Where were you on Thursday, April 29 at 10 a.m. ET? You might not readily recall unless you participated in Military Aviation Logistics & Maintenance Symposium (MALMS). Then you would remember participating in the highly-anticipated panel discussion on Demand Planning for Advancing Military Readiness.
The panel, moderated by Steve Trimble, Defense Editor for Aviation Week Network, brought together three thought leaders.
Organizations in military aviation like Defense Logistics Agency (DLA) use demand planning data to learn from the past and better predict future demand. The financial impact is enormous, but the impact on the warfighter is most significant. Together, supporting the warfighter and delivering maximum readiness for weapon systems and military equipment helps protect the protectors.
Service supply chain planning doesn’t get more challenging than military aviation. Furthermore, optimizing a service supply chain for “readiness” is very advanced. It’s much more than simple calculations to reduce inventory or increase turns. Those are antiquated KPIs and status quo. More sophisticated technology rooted in advanced data science is required to ensure high-stakes weapon systems availability and overall military readiness. The military must be ready to respond to disasters and mitigate crises without notice.
General Day kicked off the session with a provocative question, “how many of you are 69 years old or older?” You would have been alive for the birth of the B-52, which turned 69 on April 15. He added, “How many of us will be around when all the B-52’s land in the boneyard?“
General Day continued, “At DLA, we think about how to not buy too much of the wrong thing and buy just enough of the right thing.” Service parts optimization is the “physics of logistics” as General Day aptly described it.
This underscores the duration of the product lifecycle in military aviation. Supporting equipment with a 70-year lifespan presents many challenges.

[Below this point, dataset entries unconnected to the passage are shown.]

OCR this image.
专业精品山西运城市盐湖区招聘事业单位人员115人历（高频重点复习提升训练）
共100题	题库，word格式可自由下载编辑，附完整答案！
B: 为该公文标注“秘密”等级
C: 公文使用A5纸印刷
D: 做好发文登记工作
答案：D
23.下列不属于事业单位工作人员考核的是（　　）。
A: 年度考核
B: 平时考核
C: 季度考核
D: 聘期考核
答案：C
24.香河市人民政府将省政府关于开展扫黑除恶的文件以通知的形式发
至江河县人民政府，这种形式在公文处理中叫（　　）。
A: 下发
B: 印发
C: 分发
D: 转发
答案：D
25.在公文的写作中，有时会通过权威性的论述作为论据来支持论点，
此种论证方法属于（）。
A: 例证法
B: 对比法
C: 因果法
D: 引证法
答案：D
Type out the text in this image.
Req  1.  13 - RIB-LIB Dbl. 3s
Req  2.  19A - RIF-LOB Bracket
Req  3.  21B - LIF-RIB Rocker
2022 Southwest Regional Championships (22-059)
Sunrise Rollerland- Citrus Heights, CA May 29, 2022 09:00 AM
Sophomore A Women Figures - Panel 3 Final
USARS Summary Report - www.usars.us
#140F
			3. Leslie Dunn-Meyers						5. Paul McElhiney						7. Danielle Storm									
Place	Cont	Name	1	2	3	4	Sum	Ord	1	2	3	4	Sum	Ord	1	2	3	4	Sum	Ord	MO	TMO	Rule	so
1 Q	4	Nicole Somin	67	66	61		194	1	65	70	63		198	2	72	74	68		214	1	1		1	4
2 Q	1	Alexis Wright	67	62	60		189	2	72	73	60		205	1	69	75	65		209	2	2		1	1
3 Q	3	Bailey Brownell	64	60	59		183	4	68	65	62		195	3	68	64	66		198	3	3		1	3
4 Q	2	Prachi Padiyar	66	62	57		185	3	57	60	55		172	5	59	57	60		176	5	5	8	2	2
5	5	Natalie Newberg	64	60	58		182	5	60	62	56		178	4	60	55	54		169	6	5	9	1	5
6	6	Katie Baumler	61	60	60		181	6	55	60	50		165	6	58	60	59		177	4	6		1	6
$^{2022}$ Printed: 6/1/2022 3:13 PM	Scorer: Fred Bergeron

Offering perspective from my 20 years of expertise to the panel, I introduced three levels of inventory optimization sophistication.
For DLA, using advanced statistical methods like the moving average method, exponential smoothing method, or EMA, work just fine to generate an accurate forecast of demand to ensure ordering just enough service parts. However, there are a minority of parts for which the demand is very sparse or intermittent. These types of demand patterns are not amenable to the standard forecasting methods. And making matters more complicated, these same parts tend to have a very long lead time, very high costs and have a disproportionate impact on readiness. Even though these parts are fewer in number, their sporadic demand requires larger importance for how to deal with them.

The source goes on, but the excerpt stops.